An economist with the Sandlian Center for Entrepreneurial Government at the Kansas Policy Institute says that welfare
reform measures in Kansas have worked.

“Before welfare reform, in 2013, getting back to single mothers, 41% of single mothers lived at or below poverty,” said Michael Austin. “About 50% of them received some sort of welfare check. Two years after placing in those work requirements, the number of single moms on welfare dropped 7 points. The share of single moms working, that turned upwards and most importantly, the poverty rate for single mothers also dropped. It dropped by 5 points.”

The biggest welfare reform change in Kansas came through the HOPE ACT in 2015.

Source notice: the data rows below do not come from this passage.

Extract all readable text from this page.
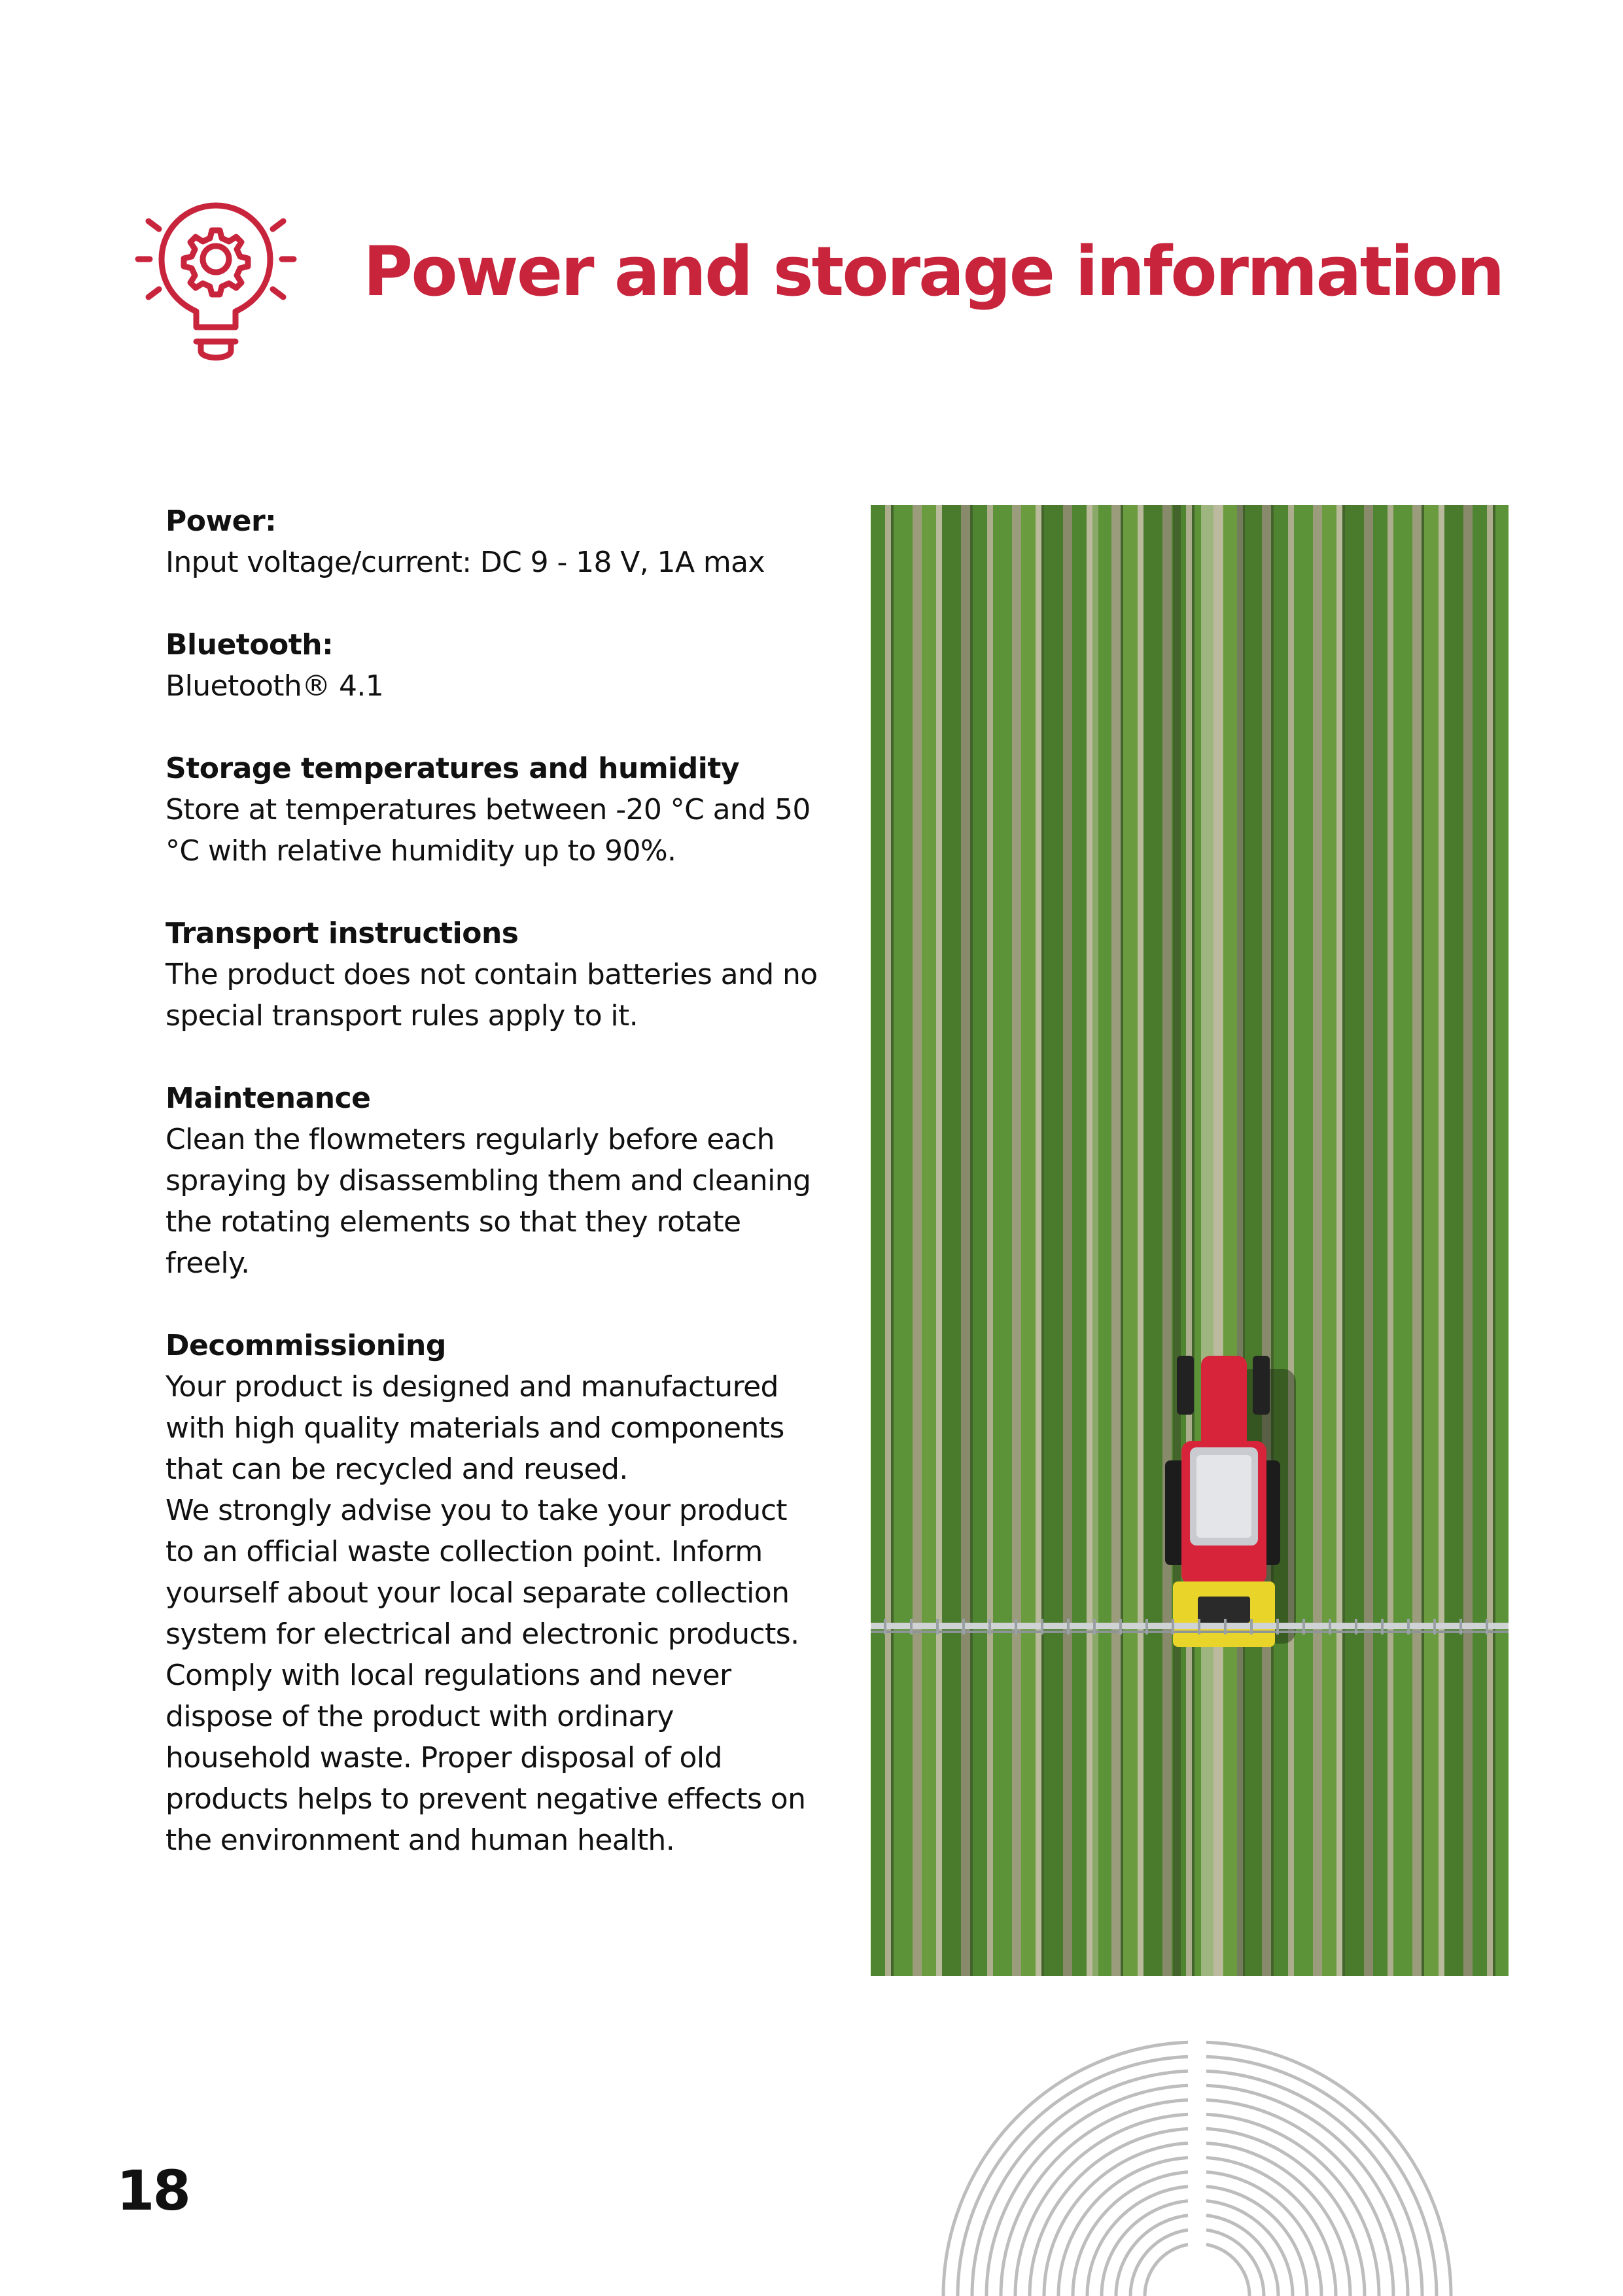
Power and storage information
Power:

Input voltage/current: DC 9 - 18 V, 1A max

Bluetooth:

Bluetooth® 4.1

Storage temperatures and humidity

Store at temperatures between -20 °C and 50 °C with relative humidity up to 90%.

Transport instructions

The product does not contain batteries and no special transport rules apply to it.

Maintenance

Clean the flowmeters regularly before each spraying by disassembling them and cleaning the rotating elements so that they rotate freely.

Decommissioning

Your product is designed and manufactured with high quality materials and components that can be recycled and reused.

We strongly advise you to take your product to an official waste collection point. Inform yourself about your local separate collection system for electrical and electronic products. Comply with local regulations and never dispose of the product with ordinary household waste. Proper disposal of old products helps to prevent negative effects on the environment and human health.

18
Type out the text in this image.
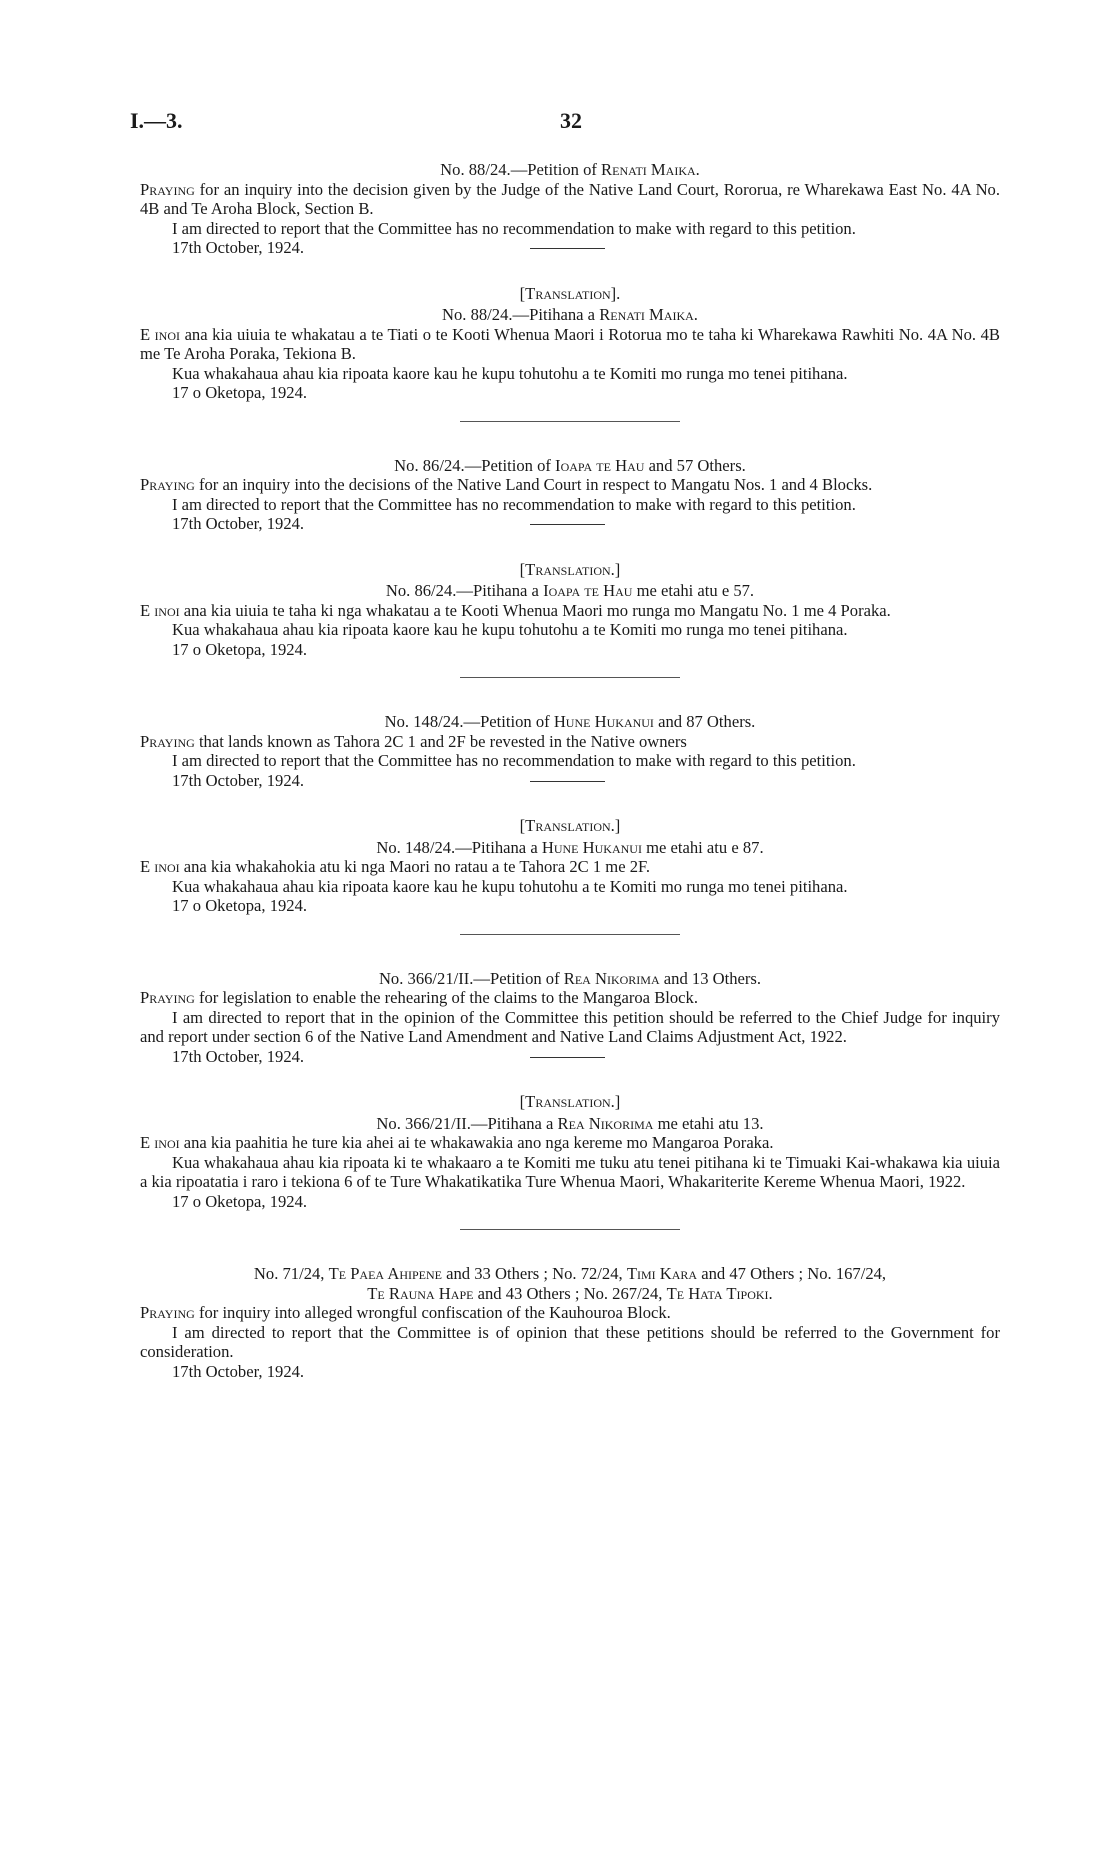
I.—3.	32

No. 88/24.—Petition of Renati Maika.

Praying for an inquiry into the decision given by the Judge of the Native Land Court, Rororua, re Wharekawa East No. 4A No. 4B and Te Aroha Block, Section B.

I am directed to report that the Committee has no recommendation to make with regard to this petition.

17th October, 1924.

[Translation].

No. 88/24.—Pitihana a Renati Maika.

E inoi ana kia uiuia te whakatau a te Tiati o te Kooti Whenua Maori i Rotorua mo te taha ki Wharekawa Rawhiti No. 4A No. 4B me Te Aroha Poraka, Tekiona B.

Kua whakahaua ahau kia ripoata kaore kau he kupu tohutohu a te Komiti mo runga mo tenei pitihana.

17 o Oketopa, 1924.

No. 86/24.—Petition of Ioapa te Hau and 57 Others.

Praying for an inquiry into the decisions of the Native Land Court in respect to Mangatu Nos. 1 and 4 Blocks.

I am directed to report that the Committee has no recommendation to make with regard to this petition.

17th October, 1924.

[Translation.]

No. 86/24.—Pitihana a Ioapa te Hau me etahi atu e 57.

E inoi ana kia uiuia te taha ki nga whakatau a te Kooti Whenua Maori mo runga mo Mangatu No. 1 me 4 Poraka.

Kua whakahaua ahau kia ripoata kaore kau he kupu tohutohu a te Komiti mo runga mo tenei pitihana.

17 o Oketopa, 1924.

No. 148/24.—Petition of Hune Hukanui and 87 Others.

Praying that lands known as Tahora 2C 1 and 2F be revested in the Native owners

I am directed to report that the Committee has no recommendation to make with regard to this petition.

17th October, 1924.

[Translation.]

No. 148/24.—Pitihana a Hune Hukanui me etahi atu e 87.

E inoi ana kia whakahokia atu ki nga Maori no ratau a te Tahora 2C 1 me 2F.

Kua whakahaua ahau kia ripoata kaore kau he kupu tohutohu a te Komiti mo runga mo tenei pitihana.

17 o Oketopa, 1924.

No. 366/21/II.—Petition of Rea Nikorima and 13 Others.

Praying for legislation to enable the rehearing of the claims to the Mangaroa Block.

I am directed to report that in the opinion of the Committee this petition should be referred to the Chief Judge for inquiry and report under section 6 of the Native Land Amendment and Native Land Claims Adjustment Act, 1922.

17th October, 1924.

[Translation.]

No. 366/21/II.—Pitihana a Rea Nikorima me etahi atu 13.

E inoi ana kia paahitia he ture kia ahei ai te whakawakia ano nga kereme mo Mangaroa Poraka.

Kua whakahaua ahau kia ripoata ki te whakaaro a te Komiti me tuku atu tenei pitihana ki te Timuaki Kai-whakawa kia uiuia a kia ripoatatia i raro i tekiona 6 of te Ture Whakatikatika Ture Whenua Maori, Whakariterite Kereme Whenua Maori, 1922.

17 o Oketopa, 1924.

No. 71/24, Te Paea Ahipene and 33 Others ; No. 72/24, Timi Kara and 47 Others ; No. 167/24,

Te Rauna Hape and 43 Others ; No. 267/24, Te Hata Tipoki.

Praying for inquiry into alleged wrongful confiscation of the Kauhouroa Block.

I am directed to report that the Committee is of opinion that these petitions should be referred to the Government for consideration.

17th October, 1924.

“It’s a real safety net,” said Austin. “A safety net which has the intention of returning people to work as soon as possible. It’s the best of both worlds. It’s a way that we can make sure that we can help those who are most down on their luck, like those who might be homeless or single-parent families. It’s also to acknowledge that the best way we can help them is to encourage them to reengage with society.”

Austin reminds us that welfare reform is not just a Republican idea.

“This is also the same type of reform that President Clinton did in the 1990s,” Austin said. “Putting in work requirements, strengthening time limits on food assistance and other cash programs. It helped the U.S. economy in the 90s and it’s helping Kansas now.”

Austin asserts that there are ample opportunities for Kansans to achieve independence and find the dignity of work without long-term assistance from the state.